Today is the first last day of work I’ve ever had.
Before my current job, the only other job I’d ever had was at Starbucks. I worked there for 6 years through high school and college and I loved every single second of it. (If Starbucks could match my salary, I would sling lattes all day, every day.) After I graduated college, I wanted to move to Chicago so I put in a transfer request.
I was placed at a new store in the city. I was still applying for full time roles, and while I was between stores, I was offered a position as a Recruiting Coordinator at a tech sales company. I took the job and cancelled my transfer request. So while I technically did quit from Starbucks, I didn’t even know I was working my last shift when I was working it.
After 5.5 years in recruiting, I am painfully aware that this is my last day at this job. While Starbucks taught me that anything is possible with enough hard work and caffeine, this job taught me that if you’re not moving forward, you’re moving backward. It’s that relentless passion for improvement that pushes me to always be better today than I was yesterday — in work and in life.
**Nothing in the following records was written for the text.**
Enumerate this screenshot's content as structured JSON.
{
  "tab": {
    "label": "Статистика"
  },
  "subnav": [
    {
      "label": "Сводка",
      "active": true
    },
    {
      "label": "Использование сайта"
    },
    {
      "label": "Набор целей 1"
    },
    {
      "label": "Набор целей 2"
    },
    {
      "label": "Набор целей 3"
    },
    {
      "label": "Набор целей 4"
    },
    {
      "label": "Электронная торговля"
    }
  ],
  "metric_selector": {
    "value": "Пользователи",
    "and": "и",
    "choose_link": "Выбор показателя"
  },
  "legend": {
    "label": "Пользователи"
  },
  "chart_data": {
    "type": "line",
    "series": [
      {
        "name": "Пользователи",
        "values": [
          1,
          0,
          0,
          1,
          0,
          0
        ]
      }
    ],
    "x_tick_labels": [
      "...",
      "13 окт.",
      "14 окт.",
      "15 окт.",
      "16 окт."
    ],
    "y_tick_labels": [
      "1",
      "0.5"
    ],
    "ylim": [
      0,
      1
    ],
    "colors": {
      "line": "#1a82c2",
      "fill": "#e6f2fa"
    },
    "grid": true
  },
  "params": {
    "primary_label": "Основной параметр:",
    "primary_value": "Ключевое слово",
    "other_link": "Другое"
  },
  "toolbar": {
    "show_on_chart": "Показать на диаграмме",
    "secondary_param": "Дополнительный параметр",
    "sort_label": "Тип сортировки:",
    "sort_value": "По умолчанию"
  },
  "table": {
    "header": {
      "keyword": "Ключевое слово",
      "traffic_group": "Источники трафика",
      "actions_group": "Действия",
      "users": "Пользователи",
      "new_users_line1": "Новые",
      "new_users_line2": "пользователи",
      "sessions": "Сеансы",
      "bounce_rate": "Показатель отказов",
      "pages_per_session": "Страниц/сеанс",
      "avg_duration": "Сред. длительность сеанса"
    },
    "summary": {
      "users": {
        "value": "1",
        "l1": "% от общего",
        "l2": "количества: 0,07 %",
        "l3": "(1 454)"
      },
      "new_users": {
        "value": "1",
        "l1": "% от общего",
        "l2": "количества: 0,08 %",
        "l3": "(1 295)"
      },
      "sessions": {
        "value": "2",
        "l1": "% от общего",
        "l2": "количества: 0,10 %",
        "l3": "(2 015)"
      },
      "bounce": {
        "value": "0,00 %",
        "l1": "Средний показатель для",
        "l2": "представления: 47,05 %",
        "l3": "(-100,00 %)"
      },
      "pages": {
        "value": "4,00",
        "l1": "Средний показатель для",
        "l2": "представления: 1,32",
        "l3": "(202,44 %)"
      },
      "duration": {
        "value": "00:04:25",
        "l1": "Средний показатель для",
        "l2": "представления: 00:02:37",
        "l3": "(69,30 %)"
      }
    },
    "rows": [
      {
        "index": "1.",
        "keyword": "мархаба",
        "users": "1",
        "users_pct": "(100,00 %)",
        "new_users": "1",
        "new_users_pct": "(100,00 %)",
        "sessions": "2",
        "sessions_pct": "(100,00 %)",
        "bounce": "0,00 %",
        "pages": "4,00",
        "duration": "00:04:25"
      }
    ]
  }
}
The hardest thing about leaving anywhere — a city, a school, a job — is the the people you leave behind with it. And these people are simply the best (Hi guys!!). How do I know? Because not only did they let me pick what we had for lunch at my going away party, but they came anyway even though I picked Subway!
It’s been a great ride. It’s been ridiculously fun and intensely challenging. I’ve been pushed to my breaking point, and that point keeps getting further and further away. I’ve learned that every chart needs a so-what, that there’s no such thing as too many nested IF/THENs and that everything looks better in Arial 10.
Today is the end of one era, but the beginning of the next. And just like we’ve always done, we’ll celebrate today, but then we will wake up tomorrow ready for the next challenge.